Oh NC4, loneliness is a bugger. Being in a relationship doesn't always stop you feeling lonely, but one thing dh does do very well is making me feel like ive always got someone in my corner. I would miss that i know. Flowers.

Frouby i hear you and am so glad your new routine is working for you. I have been loving my new bike - it gives me freedom and a bit of exercise and fresh air and is so much quicker than walking. It means i can get to the lido more often, to my piano lesson more quickly without me feeling like it is something else to squeeze in. I know we are in London but i have found some lovely routes through cricket fields, along the canal towpaths and nature reserves along railway embankment and to be fair a lot of London is really lovely- Sweeping Georgian tree lined avenues or imposing grand warehouses or cute little mews terraces. I need to get out sometimes but i love it and have been appreciating it anew. It does help, you are right.

Stircrazyschoolmum · 05/10/2019 10:57

Frouby I read last nights post and thought ‘oh noooo!

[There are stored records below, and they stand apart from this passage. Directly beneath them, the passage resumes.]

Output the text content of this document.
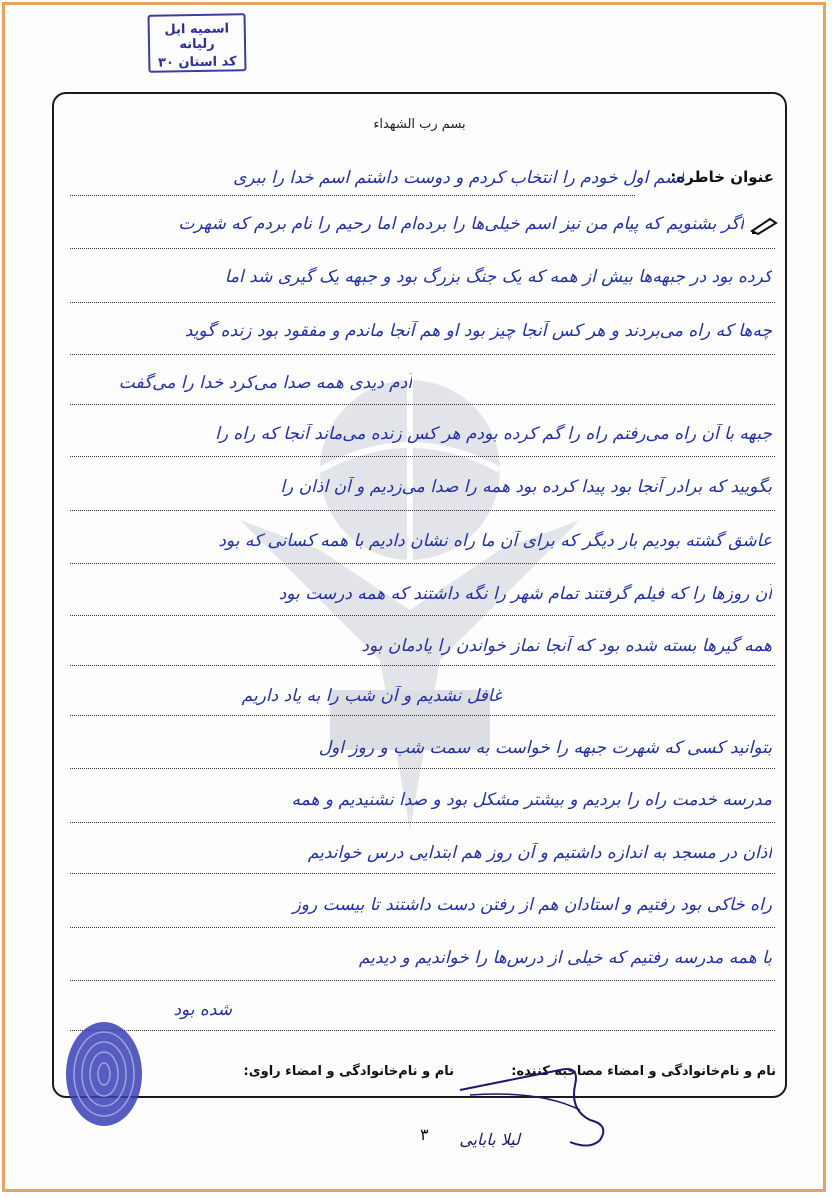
اسمیه ایل رلیانه
کد استان ۳۰
بسم رب الشهداء
عنوان خاطره:
اسم اول خودم را انتخاب کردم و دوست داشتم اسم خدا را ببری
اگر بشنویم که پیام من نیز اسم خیلی‌ها را برده‌ام اما رحیم را نام بردم که شهرت
کرده بود در جبهه‌ها بیش از همه که یک جنگ بزرگ بود و جبهه یک گیری شد اما
چه‌ها که راه می‌بردند و هر کس آنجا چیز بود او هم آنجا ماندم و مفقود بود زنده گوید
آدم دیدی همه صدا می‌کرد خدا را می‌گفت
جبهه با آن راه می‌رفتم راه را گم کرده بودم هر کس زنده می‌ماند آنجا که راه را
بگویید که برادر آنجا بود پیدا کرده بود همه را صدا می‌زدیم و آن اذان را
عاشق گشته بودیم بار دیگر که برای آن ما راه نشان دادیم با همه کسانی که بود
آن روزها را که فیلم گرفتند تمام شهر را نگه داشتند که همه درست بود
همه گیرها بسته شده بود که آنجا نماز خواندن را یادمان بود
غافل نشدیم و آن شب را به یاد داریم
بتوانید کسی که شهرت جبهه را خواست به سمت شب و روز اول
مدرسه خدمت راه را بردیم و بیشتر مشکل بود و صدا نشنیدیم و همه
اذان در مسجد به اندازه داشتیم و آن روز هم ابتدایی درس خواندیم
راه خاکی بود رفتیم و استادان هم از رفتن دست داشتند تا بیست روز
با همه مدرسه رفتیم که خیلی از درس‌ها را خواندیم و دیدیم
شده بود
نام و نام‌خانوادگی و امضاء مصاحبه کننده:
نام و نام‌خانوادگی و امضاء راوی:
لیلا بابایی
۳
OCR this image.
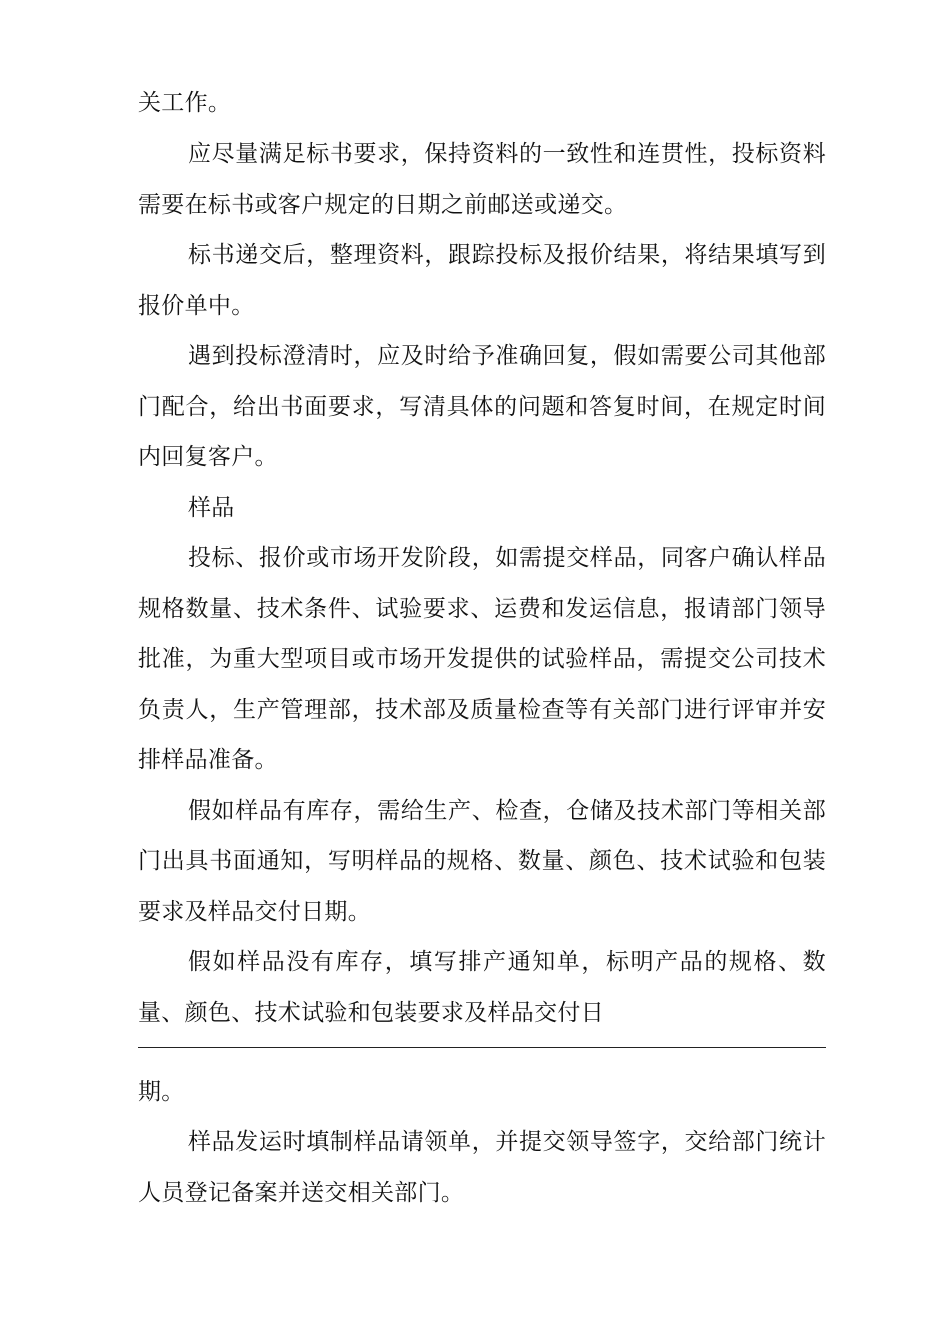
关工作。
应尽量满足标书要求，保持资料的一致性和连贯性，投标资料
需要在标书或客户规定的日期之前邮送或递交。
标书递交后，整理资料，跟踪投标及报价结果，将结果填写到
报价单中。
遇到投标澄清时，应及时给予准确回复，假如需要公司其他部
门配合，给出书面要求，写清具体的问题和答复时间，在规定时间
内回复客户。
样品
投标、报价或市场开发阶段，如需提交样品，同客户确认样品
规格数量、技术条件、试验要求、运费和发运信息，报请部门领导
批准，为重大型项目或市场开发提供的试验样品，需提交公司技术
负责人，生产管理部，技术部及质量检查等有关部门进行评审并安
排样品准备。
假如样品有库存，需给生产、检查，仓储及技术部门等相关部
门出具书面通知，写明样品的规格、数量、颜色、技术试验和包装
要求及样品交付日期。
假如样品没有库存，填写排产通知单，标明产品的规格、数
量、颜色、技术试验和包装要求及样品交付日
期。
样品发运时填制样品请领单，并提交领导签字，交给部门统计
人员登记备案并送交相关部门。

What have I done? I can’t be that person!’ Then I read the follow up underneath and fell about laughing again so perhaps it’s all going to be okay!

Those types of posts resonate with me too after a bottle of wine. Usually I decide I want to be prime minister, emigrate or reinstate a friendship that is well and truly better left dead. In the cold light of day I sit firmly in the change small things and be kind to yourself camp. My motto is celebrate small wins and try to learn from the cock ups!

My small win is I’ve made it to 5 October AF! Takeaway and a becks blue got me there. This morning I’ve dog walked, been to the gym and had leftover curry for breakfast. Small things but they will do. 🙂

Stircrazyschoolmum · 05/10/2019 11:01

I’ve just had crumble for breakfast (brunch?) too. Sod it!!

Frouby · 05/10/2019 12:12

You can do that though stircrazy, it says in that inspirational bollocks you should make yourself a delicious breakfast 😂😂😂.

I haven't had breakfast so am embracing it with a delicious lunch of chip shop 😁. Then am taking the dog for a long walk and have done a couple of hours on the allotment as well so really fucking embracing it today.

On a slightly related note am definitely going to do a core class on monday down at the boathouse. I usually go to fat club on a monday but have sacked it because I can't be arsed with paying £5 a week to not lose weight, mainly because as soon as I say to myself I am on a diet, my eating habits get worse. See also fish and chips for lunch 😂.

So am going to do the core class instead, keep moderating and keep doing BabyPony and the school run and eat well, but not diet and see where I am in a months time.

Probably the same weight but hopefully healthier if nothing else. Am 2 stone overweight but am relatively fit and strong. And for the first time in about 20 years I want to be healthier rather than slimmer for vanity reasons. I have massive boobs (36 HH) and am never going to be skinny so am just going to be fit and healthy and strong.

And I can't be fit and healthy and strong if I am pissed as a fart every night. Have 1 glass of fizzy wine left, will probably have that tonight and nothing else. Been quite a moderate week really. Too much last night and too much Thursday but not very much at all the rest of the week. 2 gins and 1 can I think since last Saturday.